Beschluß des Ersten Senats vom 23. März 1994 aufgrund des Aussetzungs- und Vorlagebeschlusses des Hessischen Landessozialgerichts vom 30. Januar 1985 - L-6 Ar-1441/83. Abgedruckt in den BVerfGE 90, 226 und in der NJW 1994, 2346.

Zur Entwicklung der Kirchensteuerzahleranteils siehe auch Abschnitt 3. im Urteil des Bundessozialgerichts vom 8. November 2001, B 11 AL 43/01 R und das Urteil des Landessozialgerichts Rheinland-Pfalz vom 26. Juni 2003, 1 AL 174/02.

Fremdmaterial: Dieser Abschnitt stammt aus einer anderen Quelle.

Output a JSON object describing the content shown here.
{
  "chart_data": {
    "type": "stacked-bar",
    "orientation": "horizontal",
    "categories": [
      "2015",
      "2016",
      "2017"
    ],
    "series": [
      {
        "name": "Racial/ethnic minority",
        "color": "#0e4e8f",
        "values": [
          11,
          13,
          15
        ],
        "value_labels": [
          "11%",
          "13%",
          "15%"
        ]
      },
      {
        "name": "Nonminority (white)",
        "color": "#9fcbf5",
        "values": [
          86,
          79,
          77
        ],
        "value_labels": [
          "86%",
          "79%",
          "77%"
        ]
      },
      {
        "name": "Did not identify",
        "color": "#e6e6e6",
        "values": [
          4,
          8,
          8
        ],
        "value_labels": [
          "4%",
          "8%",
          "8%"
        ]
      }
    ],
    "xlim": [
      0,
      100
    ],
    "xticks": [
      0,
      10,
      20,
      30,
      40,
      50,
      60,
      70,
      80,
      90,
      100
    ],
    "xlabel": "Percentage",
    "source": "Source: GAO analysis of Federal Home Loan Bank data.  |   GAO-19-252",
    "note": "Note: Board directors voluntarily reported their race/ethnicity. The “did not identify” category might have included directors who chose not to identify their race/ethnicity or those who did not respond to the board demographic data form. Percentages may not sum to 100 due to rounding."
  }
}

Das Urteil gilt auch für das Altersübergangsgeld und die neuen Bundesländer, siehe Beschluss des Bundesverfassungsgerichts vom 22. Juli 2002, 1 BvR 131/95.

Leitsatz

Es ist mit dem Grundgesetz vereinbar, daß nach § 111 Abs. 2 Satz 2 Nr. 2 AFG auch bei Arbeitslosen, die keiner Kirche angehören, bei der Berechnung des Nettoentgelts, nach dem sich die Höhe des Arbeitslosengeldes bestimmt, ein Kirchensteuer-Hebesatz zu berücksichtigen ist.

Entscheidungsformel

§ 111 Absatz 2 Satz 2 Nummer 2 des Arbeitsförderungsgesetzes in der Fassung des Artikels 27 Nummer 8 des Einführungsgesetzes zum Einkommensteuerreformgesetz vom 21. Dezember 1974 (Bundesgesetzbl. I Seite 3656) ist, auch soweit davon Arbeitslose betroffen sind, die einer kirchensteuererhebenden Kirche nicht angehören, mit dem Grundgesetz vereinbar.

Gründe

A.

Die Vorlage betrifft die Frage, ob es verfassungsrechtlich zulässig ist, daß auch bei Arbeitslosen, die einer kirchensteuererhebenden Kirche nicht angehören, bei der Berechnung des Nettoentgelts, nach dem sich die Höhe des Arbeitslosengeldes bestimmt, ein Kirchensteuer-Hebesatz zu berücksichtigen ist.

[...]

C.

Die zur Prüfung gestellte Norm ist mit dem Grundgesetz vereinbar.

I.

§ 111 Abs. 2 Satz 2 Nr. 2 AFG war in der hier maßgeblichen Zeit mit Art. 14 Abs. 1 Satz 1 GG vereinbar.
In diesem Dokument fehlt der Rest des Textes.